Tania Murray Li is Professor of Anthropology at the University of Toronto. Her publications include Plantation Life: Corporate Occupation in Indonesia’s Oil Palm Zone (with Pujo Semedi, Duke University Press 2021), Land’s End: Capitalist Relations on an Indigenous Frontier (Duke University Press, 2014; Winner of George T McKahin Prize, Association for Asian Studies, and Senior Book Prize, American Ethnological Association), Powers of Exclusion: Land Dilemmas in Southeast Asia (with Derek Hall and Philip Hirsch, NUS Press, 2011), The Will to Improve: Governmentality, Development, and the Practice of Politics (Duke University Press, 2007) and many articles on land, labour, class, capitalism, development, resources and indigeneity with a particular focus on Indonesia.
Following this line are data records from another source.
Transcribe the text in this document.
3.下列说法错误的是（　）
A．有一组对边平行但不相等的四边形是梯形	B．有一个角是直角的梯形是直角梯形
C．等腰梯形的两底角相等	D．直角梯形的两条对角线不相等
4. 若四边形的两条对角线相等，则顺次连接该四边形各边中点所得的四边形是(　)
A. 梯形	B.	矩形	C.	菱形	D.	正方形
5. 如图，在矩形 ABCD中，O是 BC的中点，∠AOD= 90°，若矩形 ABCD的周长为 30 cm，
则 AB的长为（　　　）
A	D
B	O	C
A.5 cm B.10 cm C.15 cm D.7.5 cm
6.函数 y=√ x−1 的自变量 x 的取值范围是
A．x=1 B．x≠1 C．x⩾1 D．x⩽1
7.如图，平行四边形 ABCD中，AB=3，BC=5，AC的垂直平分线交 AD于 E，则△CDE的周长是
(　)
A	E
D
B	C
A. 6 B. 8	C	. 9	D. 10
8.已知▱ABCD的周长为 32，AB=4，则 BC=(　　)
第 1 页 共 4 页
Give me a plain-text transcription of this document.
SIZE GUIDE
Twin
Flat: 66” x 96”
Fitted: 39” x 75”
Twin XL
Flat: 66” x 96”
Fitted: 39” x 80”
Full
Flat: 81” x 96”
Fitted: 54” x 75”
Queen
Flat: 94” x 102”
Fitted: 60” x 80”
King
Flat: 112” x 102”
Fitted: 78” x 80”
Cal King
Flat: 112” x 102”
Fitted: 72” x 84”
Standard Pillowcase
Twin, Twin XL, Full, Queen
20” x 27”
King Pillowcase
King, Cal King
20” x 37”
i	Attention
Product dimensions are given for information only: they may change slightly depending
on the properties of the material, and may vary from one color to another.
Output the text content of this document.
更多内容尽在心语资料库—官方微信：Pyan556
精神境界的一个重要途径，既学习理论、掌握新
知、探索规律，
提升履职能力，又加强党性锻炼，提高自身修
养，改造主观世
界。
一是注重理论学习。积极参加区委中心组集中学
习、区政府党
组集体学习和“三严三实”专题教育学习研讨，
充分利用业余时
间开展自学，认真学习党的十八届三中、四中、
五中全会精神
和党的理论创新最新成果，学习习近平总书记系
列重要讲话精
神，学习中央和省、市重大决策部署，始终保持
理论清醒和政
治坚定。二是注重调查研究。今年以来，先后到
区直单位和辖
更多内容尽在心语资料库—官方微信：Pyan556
For more information, see: https://www.taniali.org/

Miles Kenney-Lazar is Assistant Professor of Political Ecology in the Department of Geography at the National University of Singapore. His work examines the politics of agro-industrial plantation expansion and land conflicts in Southeast Asia, especially in Laos and Myanmar. His work has been published in outlets such as The Journal of Peasant Studies, Antipode, The Annals of the American Association of Geographers, and Transactions of the Institute of British Geographers. His current project examines attempts to produce rubber as a “sustainable” commodity in Southeast Asia.